Apart from the assumption that the readings are taken at the agreed time you mean?

May 13, 2014 6:14 am

“It is assumed”
Climate science in a nutshell. Thanks, Nick.
Andrew

Nick Stokes
May 13, 2014 6:19 am

TimTheToolMan says: May 13, 2014 at 6:08 am
“Nick writes “There’s nothing theoretical about the TOBS effect.”
Apart from the assumption that the readings are taken at the agreed time you mean?”

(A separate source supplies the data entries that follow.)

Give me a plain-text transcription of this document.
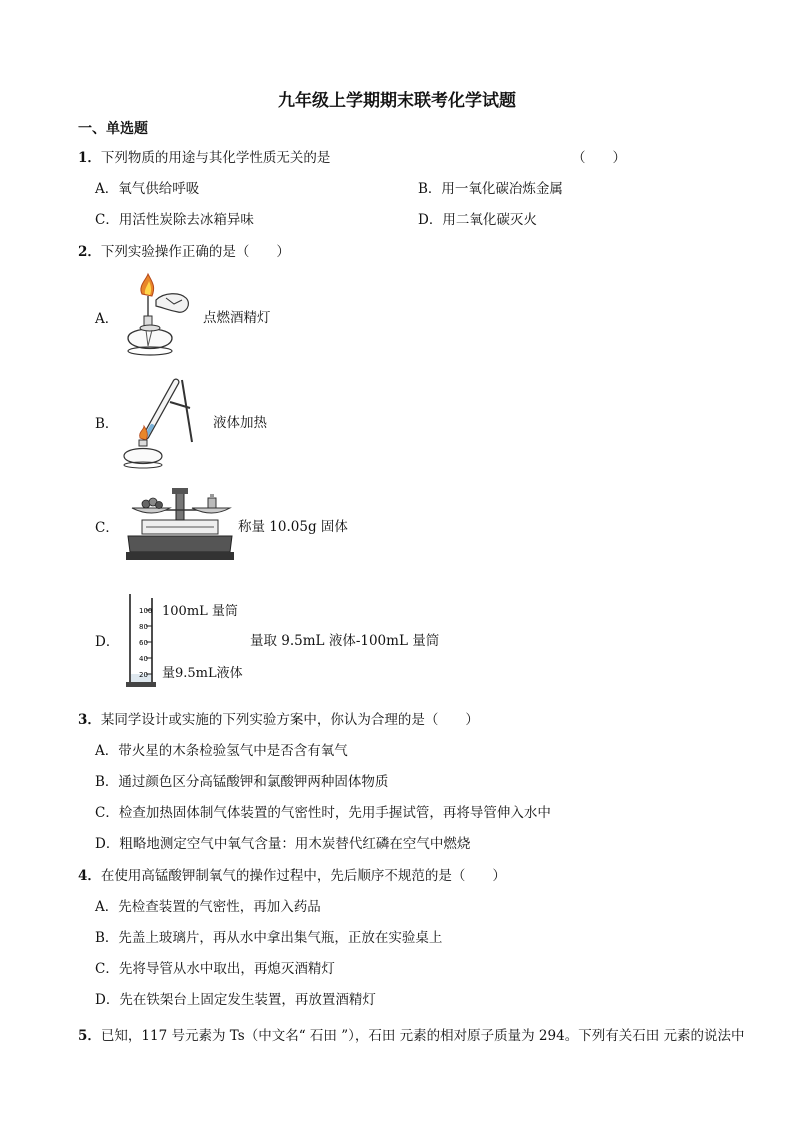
九年级上学期期末联考化学试题
一、单选题
1．下列物质的用途与其化学性质无关的是	（　　）
A．氧气供给呼吸	B．用一氧化碳冶炼金属
C．用活性炭除去冰箱异味	D．用二氧化碳灭火
2．下列实验操作正确的是（　　）
A．	点燃酒精灯
B．	液体加热
C．	称量 10.05g 固体
D．
100
80
60
40
20
100mL 量筒
量9.5mL液体
量取 9.5mL 液体-100mL 量筒
3．某同学设计或实施的下列实验方案中，你认为合理的是（　　）
A．带火星的木条检验氢气中是否含有氧气
B．通过颜色区分高锰酸钾和氯酸钾两种固体物质
C．检查加热固体制气体装置的气密性时，先用手握试管，再将导管伸入水中
D．粗略地测定空气中氧气含量：用木炭替代红磷在空气中燃烧
4．在使用高锰酸钾制氧气的操作过程中，先后顺序不规范的是（　　）
A．先检查装置的气密性，再加入药品
B．先盖上玻璃片，再从水中拿出集气瓶，正放在实验桌上
C．先将导管从水中取出，再熄灭酒精灯
D．先在铁架台上固定发生装置，再放置酒精灯
5．已知，117 号元素为 Ts（中文名“ 石田 ”），石田 元素的相对原子质量为 294。下列有关石田 元素的说法中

Actually, not even that. I posted this graph of the change of reading time over the years, from Vose 2003. It shows the metadata time (what people said) and dotted curves which are “method of DeGaetano”. This is a clever analysis based on the temperatures that were reported at the time of reading. With thousands of temperatures reported, and a good handle on diurnal variation from thousands of hourly readings, you can make a very good estimate of whether reporting times are correct. And the plot shows pretty good agreement.

May 13, 2014 6:32 am

“clever analysis”
“good handle”
“very good estimate”
“pretty good agreement”
Nick, can I hire you as my latex salesman?
Andrew

May 13, 2014 7:43 am

Nick also wrote “And the plot shows pretty good agreement.”
How does that look when compared to ALL the adjusted data rather than just the 30 years you’ve chosen?

Nick Stokes
May 13, 2014 12:53 pm

TimTheToolMan says: May 13, 2014 at 7:43 am
DeGaetano, Arthur T. “A method to infer observation time based on day-to-day temperature variations.” Journal of climate 12.12 (1999).

David Riser
May 13, 2014 3:15 pm

Nick,
If they followed the agreed TOBS there is no discrepancy or bias. I am thinking that yall need to actually observe the temperature over the course of a day for an entire year for each degree of latitude to understand where I am coming from. Climate scientists are making a mountain out of this because it conveniently fits their idea of what is. Honestly if the record is such a train wreck then yall aught to toss it out and start over, oh yea we have satellite now, so no need. hmm and the temps are flat, what do you know.
v/r,
David Riser

May 13, 2014 8:18 pm

Nick writes “They could write down random temperatures too. But these are Coop volunteers. They go to a lot of trouble to contribute. There’s no point in doing that haphazardly.”
It seems understanding human nature isn’t your thing, Nick 😉
Straight up from DeGaetano we have…
“Introduction
Differences in observation time among U.S. climatological stations arise due to the voluntary nature of the Cooperative Observer Network. Daily maximum and minimum temperature observations from the cooperative network are usually taken at an hour that is convenient for the volunteer”
Thanks for poionting me at the reference though. That should make for interesting reading.